The reduction in tumor volume, retraction of tumor from involved vessels, and downstaging show that HIFU potentially will have comparable results to standard neoadjuvant treatment options. Future areas of research should be aimed at investigating the effects of neoadjuvant treatment with chemotherapy in association with HIFU, comparison of median survival rates of patients, rates of achieved R0 resections, and differences in complication rates after surgery by randomized trials and prospective control-cohort studies. Multidisciplinary team decisions between surgeons, oncologists, HIFU specialists, and radiologists could prove useful in the decision making for optimal neoadjuvant treatment. HIFU is found to be safe and feasible in locally advanced and metastatic pancreatic cancer with proven downstaging and downsizing effects. Further research on role of HIFU ablation as a neoadjuvant treatment for borderline resectable pancreatic cancer is needed. The mechanical effects of FUS, and mostly cavitation, have been widely studied in an effort to enhance the penetration of chemotherapy. It seems that the key point is how the drug crosses the dense tumor stroma. This hypothesis meets a serious obstacle as studies have reported that this stroma also acts to hinder tumor progression, so its disruption may not necessarily be beneficial in all cases. Better characterization of the tumor mechanical properties (e.g., using elastography) might give insight on the expected tumor response to the mechanical effects of FUS. Moreover, recent breakthroughs in localizing [85,116], imaging [117,118,119,120,121,122], controlling [123,124], and quantifying [125,126,127] cavitation activity will most certainly improve the level of control of those mechanical effects, increase reliability, and allow fine tuning of the US parameters; while a limited amount of clinical data are currently available regarding drug delivery to pancreatic cancer, the increasing body of preclinical data and the use of ultrasound in drug delivery and other therapeutic applications suggest an increase in clinical studies being conducted in the near future.

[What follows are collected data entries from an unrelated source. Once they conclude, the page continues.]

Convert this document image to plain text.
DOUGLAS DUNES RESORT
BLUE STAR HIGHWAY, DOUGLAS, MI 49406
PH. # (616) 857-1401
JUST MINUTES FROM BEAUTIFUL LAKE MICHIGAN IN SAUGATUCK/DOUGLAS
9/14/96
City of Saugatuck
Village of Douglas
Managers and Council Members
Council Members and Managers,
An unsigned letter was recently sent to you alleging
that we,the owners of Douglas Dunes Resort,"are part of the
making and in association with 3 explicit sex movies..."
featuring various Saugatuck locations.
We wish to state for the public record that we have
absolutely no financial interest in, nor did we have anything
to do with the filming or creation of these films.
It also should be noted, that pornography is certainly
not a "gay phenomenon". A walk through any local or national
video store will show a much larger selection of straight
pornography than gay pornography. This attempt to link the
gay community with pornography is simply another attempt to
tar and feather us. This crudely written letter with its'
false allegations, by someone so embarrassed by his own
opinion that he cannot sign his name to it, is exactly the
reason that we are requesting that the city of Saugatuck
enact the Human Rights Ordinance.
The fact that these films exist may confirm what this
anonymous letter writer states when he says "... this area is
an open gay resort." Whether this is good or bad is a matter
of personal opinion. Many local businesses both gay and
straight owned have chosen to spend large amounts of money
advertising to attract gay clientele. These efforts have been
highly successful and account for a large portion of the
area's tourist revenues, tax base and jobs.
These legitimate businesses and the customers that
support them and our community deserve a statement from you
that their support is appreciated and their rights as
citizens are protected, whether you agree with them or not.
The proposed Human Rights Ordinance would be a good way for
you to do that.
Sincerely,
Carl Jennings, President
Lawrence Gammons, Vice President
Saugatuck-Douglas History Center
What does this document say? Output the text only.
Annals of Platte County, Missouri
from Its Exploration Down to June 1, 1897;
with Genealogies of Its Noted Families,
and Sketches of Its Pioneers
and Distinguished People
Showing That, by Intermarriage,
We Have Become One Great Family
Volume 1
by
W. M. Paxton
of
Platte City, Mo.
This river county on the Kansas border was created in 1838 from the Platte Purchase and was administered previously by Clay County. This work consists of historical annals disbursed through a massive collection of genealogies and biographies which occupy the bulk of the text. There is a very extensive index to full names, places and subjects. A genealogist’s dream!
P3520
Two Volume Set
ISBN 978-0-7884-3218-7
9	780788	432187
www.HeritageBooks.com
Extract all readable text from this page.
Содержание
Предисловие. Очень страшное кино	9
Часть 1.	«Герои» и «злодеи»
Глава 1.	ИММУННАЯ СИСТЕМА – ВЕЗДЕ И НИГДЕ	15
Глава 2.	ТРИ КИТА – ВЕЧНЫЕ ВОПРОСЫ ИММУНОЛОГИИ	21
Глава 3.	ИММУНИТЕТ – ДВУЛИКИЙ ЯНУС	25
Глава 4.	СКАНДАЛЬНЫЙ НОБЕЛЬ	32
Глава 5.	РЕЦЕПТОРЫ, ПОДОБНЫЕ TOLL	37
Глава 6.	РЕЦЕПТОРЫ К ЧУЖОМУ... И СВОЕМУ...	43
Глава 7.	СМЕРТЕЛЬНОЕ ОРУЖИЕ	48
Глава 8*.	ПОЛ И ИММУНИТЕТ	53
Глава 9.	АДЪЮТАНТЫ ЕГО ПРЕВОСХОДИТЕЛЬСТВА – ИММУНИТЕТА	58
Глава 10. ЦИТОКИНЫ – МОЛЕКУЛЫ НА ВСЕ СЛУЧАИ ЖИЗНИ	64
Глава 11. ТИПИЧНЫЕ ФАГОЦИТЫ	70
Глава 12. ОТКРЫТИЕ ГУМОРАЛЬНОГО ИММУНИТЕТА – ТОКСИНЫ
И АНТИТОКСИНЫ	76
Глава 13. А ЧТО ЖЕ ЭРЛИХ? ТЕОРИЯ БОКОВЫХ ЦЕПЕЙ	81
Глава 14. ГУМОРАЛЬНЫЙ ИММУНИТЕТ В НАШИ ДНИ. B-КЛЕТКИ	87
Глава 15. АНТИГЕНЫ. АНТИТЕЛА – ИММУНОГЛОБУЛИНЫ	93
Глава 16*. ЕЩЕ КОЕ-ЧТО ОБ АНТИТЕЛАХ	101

Sonodynamic therapy and immunotherapy are currently more exotic application of US. Although those techniques present tremendous opportunities, they should be considered cautiously in light of the current lack of clinical data. Sonodynamic relies on sonosensitive agents, most of which happen to be photosensitive (the role of sonoluminescence is frequently discussed in SDT literature) and approved for photodynamic therapy, which gives SDT a head start toward clinical testing. On the other hand, functionalized platforms that include multiple agents (SDT agent, magnetic particle, molecular targeting, bioactive gases such as oxygen, etc.) are promising to attack the tumor from multiple angles, but their clinical approval might be difficult to obtain in the short term. Immunotherapy is arguably the fastest growing application of therapeutic ultrasound. Initial clinical and preclinical data are astounding and the possibility of abscopal effects covers for FUS’ blind-spot: treatment of metastases. More studies are required to produce a robust and sustained immune response. Overall, those techniques and use of FUS are not competing, as there is no contraindication in combining multiple modalities, notably with mechanical effects or SDT and immunotherapy.